Location: TBD
This event is open for the University of Maryland community only.
"Unwriting History: Navigating Intersectionality and the (Un)intended Consequences of Traditional Planning Models in “Majority-Minority” Communities"
Jordan Exantus, AICP LEED AP
Unwriting History” invites emerging planners to choose courage, humility, and partnership—reframing planning from managing growth to restoring balance, protecting community integrity, and expanding opportunities for those historically excluded. It probes how privilege, class, and power shape outcomes in “majority-minority” communities, showing how decontextualized models can reproduce inequity and harm. Drawing on work in New York City, Red Lake Nation, Memphis, and the DMV region, it examines intersectionality across race, class, national origin, and culture, and how blind spots or “progressive” policies untethered from lived realities can drive displacement, erasure, or political misalignment.

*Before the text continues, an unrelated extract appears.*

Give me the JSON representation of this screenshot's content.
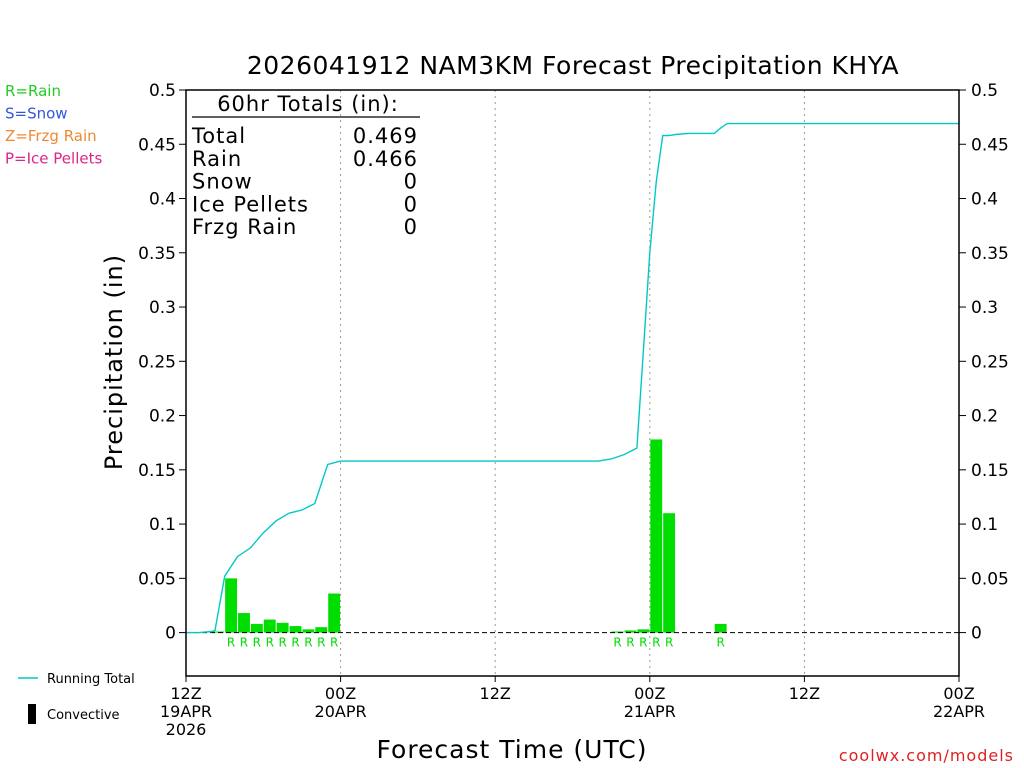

Grounded in principles of restorative justice, cultural competence, and community deference, the session asks students to interrogate cultural agglomeration; displacement versus gentrification; the commodification of community; capitalism’s reshaping of social networks; and the distinct challenges of planning in sovereign Indigenous nations. Students leave with practical competencies: authentic engagement, balanced participation, empathetic responses to anger, respect for local protocols, recognition of the limits of “neutral” language, and tools for community-driven solutions that elevate community-authored visions, shift power, and support long-term stewardship.